Mindful of the stress and expense of that pre-Ridgeway shopping crawl, I went online. Hours later, with my eyes and brain nearly bleeding, I wrenched myself away from my laptop, way more confused than I’d been beforehand. And I’d bought nothing. Instead, I’d devoured scores of angry and illiterate reviews, worried just how great was the difference between a three-star- and a four-star-rated camping mat, watched a few YouTube videos of shaven-headed Americans cooking survivalist rations in the woods and read endless autistic lists of kit posted on forums by lads called JungleWarrior and BornSurvivor (a.k.a. Kevin of South Shields and Darren of Biggleswade). In short, I’d been scared silly. Even more so by a forum dedicated solely to the Coast to Coast path, where I’d read a portentous thread that started with a warning, posted in March, that thanks to Julia Bradbury’s television series about the route that had been aired the previous year, accommodation was fast being snapped up, especially for the peak months of May, June and September. I was walking it in May, and reading this, with only the first night’s accommodation booked, just three days before setting off. Visions of limping my way across England, kipping in hedgerows like an old tramp and hanging round the bins at the back of chippies and pubs began to swim before my bloodshot eyes.

To get any idea of the place that walking holds within the modern British psyche, you have to do the Coast to Coast. Officially, it’s not
The
Coast to Coast, but
A
Coast to Coast walk, as detailed in his obsessively fastidious manner by Alfred Wainwright, the undisputed god of the rambling curmudgeon. That subtle difference between the definite and indefinite articles is crucial. Wainwright wanted to prove that you could stitch together your own long-distance path out of existing rights of way, and first published his account of doing just that in 1972. In his introduction to the book of his walk, he stated that he wanted to ‘encourage in others the ambition to devise with the aid of maps their own cross-country marathons and not be merely followers of other people’s routes’. Nearly 40 years on, the thousands tramping religiously in his wake, sticking with dog-like devotion to every twist, turn, stile and gate mentioned in his book, would, I suspect, bewilder him and make him despise humanity even more than he already did.
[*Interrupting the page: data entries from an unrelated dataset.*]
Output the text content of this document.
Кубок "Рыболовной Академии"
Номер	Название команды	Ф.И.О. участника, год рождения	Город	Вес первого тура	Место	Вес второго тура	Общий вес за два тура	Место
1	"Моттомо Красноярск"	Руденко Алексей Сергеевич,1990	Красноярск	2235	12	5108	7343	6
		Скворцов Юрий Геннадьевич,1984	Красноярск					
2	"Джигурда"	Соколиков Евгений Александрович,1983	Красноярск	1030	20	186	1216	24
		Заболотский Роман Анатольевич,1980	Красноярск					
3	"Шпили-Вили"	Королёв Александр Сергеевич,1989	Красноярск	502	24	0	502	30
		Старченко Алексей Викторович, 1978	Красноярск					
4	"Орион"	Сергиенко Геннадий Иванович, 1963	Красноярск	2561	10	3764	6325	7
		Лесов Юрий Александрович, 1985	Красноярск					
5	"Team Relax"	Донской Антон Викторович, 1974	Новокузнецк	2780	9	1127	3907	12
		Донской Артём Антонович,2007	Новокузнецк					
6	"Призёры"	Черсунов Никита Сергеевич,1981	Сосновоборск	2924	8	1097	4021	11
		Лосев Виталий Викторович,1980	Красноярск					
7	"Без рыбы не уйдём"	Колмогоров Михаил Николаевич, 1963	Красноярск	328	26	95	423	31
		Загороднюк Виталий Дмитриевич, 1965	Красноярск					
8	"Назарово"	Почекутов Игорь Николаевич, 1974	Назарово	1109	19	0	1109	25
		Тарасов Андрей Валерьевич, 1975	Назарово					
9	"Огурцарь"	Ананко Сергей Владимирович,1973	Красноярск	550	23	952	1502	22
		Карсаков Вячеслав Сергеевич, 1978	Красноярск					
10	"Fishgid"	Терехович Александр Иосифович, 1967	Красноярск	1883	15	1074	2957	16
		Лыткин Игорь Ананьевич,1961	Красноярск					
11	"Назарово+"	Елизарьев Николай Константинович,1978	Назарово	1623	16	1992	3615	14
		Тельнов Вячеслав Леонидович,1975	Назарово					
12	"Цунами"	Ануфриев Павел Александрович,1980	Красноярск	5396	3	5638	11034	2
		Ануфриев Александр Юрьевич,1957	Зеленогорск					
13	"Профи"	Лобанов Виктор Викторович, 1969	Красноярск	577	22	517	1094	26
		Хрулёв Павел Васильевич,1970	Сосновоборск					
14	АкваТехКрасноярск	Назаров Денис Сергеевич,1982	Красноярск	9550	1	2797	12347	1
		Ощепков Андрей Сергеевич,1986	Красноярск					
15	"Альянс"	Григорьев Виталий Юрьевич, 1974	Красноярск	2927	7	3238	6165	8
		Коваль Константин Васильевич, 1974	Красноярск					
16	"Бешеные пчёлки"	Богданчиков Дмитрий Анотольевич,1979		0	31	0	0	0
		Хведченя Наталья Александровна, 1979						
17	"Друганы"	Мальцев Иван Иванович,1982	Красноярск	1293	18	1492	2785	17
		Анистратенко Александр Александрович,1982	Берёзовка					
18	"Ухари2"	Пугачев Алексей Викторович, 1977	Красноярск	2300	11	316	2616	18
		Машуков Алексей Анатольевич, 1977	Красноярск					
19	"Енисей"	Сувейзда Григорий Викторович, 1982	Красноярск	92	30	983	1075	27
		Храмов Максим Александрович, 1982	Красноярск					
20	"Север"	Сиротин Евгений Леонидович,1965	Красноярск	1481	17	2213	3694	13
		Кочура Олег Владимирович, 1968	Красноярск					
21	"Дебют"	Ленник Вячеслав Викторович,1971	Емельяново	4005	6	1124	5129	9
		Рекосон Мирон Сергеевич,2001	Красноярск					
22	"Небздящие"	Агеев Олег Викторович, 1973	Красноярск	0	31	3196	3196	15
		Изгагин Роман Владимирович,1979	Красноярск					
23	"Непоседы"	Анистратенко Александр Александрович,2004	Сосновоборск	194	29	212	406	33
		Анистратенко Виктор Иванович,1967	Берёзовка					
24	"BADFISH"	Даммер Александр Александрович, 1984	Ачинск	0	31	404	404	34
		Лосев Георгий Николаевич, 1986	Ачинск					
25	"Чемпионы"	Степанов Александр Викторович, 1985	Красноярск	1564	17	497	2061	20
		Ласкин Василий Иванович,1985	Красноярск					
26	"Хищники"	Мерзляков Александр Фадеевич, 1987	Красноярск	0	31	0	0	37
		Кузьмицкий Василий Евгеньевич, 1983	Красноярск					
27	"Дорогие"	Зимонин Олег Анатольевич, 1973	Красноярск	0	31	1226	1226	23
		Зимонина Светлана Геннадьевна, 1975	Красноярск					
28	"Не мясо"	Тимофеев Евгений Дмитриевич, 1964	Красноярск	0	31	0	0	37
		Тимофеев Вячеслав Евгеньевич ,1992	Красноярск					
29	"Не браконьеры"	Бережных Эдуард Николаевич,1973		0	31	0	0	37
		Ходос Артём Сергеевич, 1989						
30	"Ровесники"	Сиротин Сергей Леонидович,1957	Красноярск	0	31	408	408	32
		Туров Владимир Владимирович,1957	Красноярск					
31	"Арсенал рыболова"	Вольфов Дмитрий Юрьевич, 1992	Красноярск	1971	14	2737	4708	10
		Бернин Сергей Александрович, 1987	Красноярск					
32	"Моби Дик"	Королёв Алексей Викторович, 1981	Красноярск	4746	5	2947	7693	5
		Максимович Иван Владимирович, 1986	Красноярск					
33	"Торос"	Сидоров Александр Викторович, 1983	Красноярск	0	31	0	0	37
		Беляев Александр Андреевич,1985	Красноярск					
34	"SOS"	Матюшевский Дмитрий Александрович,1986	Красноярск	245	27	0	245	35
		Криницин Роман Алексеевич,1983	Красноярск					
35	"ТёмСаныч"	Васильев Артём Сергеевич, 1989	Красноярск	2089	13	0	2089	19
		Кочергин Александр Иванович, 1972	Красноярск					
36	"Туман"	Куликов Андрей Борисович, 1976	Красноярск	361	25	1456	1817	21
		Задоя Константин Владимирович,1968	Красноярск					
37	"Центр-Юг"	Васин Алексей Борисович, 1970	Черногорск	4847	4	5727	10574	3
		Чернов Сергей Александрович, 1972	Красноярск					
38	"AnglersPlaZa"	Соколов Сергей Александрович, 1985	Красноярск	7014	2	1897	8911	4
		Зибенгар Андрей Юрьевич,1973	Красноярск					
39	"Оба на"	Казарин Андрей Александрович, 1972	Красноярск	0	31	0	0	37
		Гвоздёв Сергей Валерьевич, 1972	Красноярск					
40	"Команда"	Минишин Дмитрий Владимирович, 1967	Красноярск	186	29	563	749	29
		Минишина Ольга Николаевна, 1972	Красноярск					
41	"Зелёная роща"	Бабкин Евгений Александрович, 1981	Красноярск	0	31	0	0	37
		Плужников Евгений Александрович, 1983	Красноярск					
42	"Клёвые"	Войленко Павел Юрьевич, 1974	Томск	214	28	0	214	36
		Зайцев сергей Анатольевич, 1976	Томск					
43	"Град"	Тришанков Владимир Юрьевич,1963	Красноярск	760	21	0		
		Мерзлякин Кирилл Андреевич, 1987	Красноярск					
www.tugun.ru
For his path, only one of the infinite possible routes to take you from one side to the other, is now Britain’s most popular long-distance walk, and the second busiest in the world, with tens of thousands attempting it every year.

To the authorities, Wainwright’s CtC is an unending headache. Despite being the nation’s favourite, it is not a recognised LDP (Long Distance Path). Within the Lake District National Park, it is official policy not to signpost it at all, while elsewhere way-marking is sporadic and often unofficial, sometimes as vague as a painted arrow on a rock. Meanwhile, other minor footpaths and tourist-oriented circular walks, each with a fraction of the footfall of Wainwright’s behemoth, are relentlessly promoted and signed. It’s like sticking up a thousand signposts to guide motorists along every B-road and country lane in an area, while studiously ignoring the six-lane motorway that thunders through the middle of them. Even Ordnance Survey, slavish to every diktat of government, be it from Whitehall or the Town Hall, plaster the map with the likes of the Taff Trail and the Barnsley Boundary Walk, while pretending that Britain’s most popular path is not there.

As policy, it’s probably counter-productive too. The renegade nature of the route surely only boosts its numbers, for many walkers like to feel like outlaws, even when they are locked in a multi-coloured snake of fellow outlaws 200 miles long. As they stride by, the idea that they are cocking a snook at the authorities puts a definite spring in their step, makes them feel young and radical again. And by ignoring the jazzy leaflets in the hotels and the plaintive signs to try the thrills of the officially sanctioned West Ackerdale Way instead, they know that they have chosen the rebel path. It’s a tiny victory, and a little hollow when you’re fighting over the last teacake in a wayside café crowded with other CtC pilgrims, but it’ll have to do.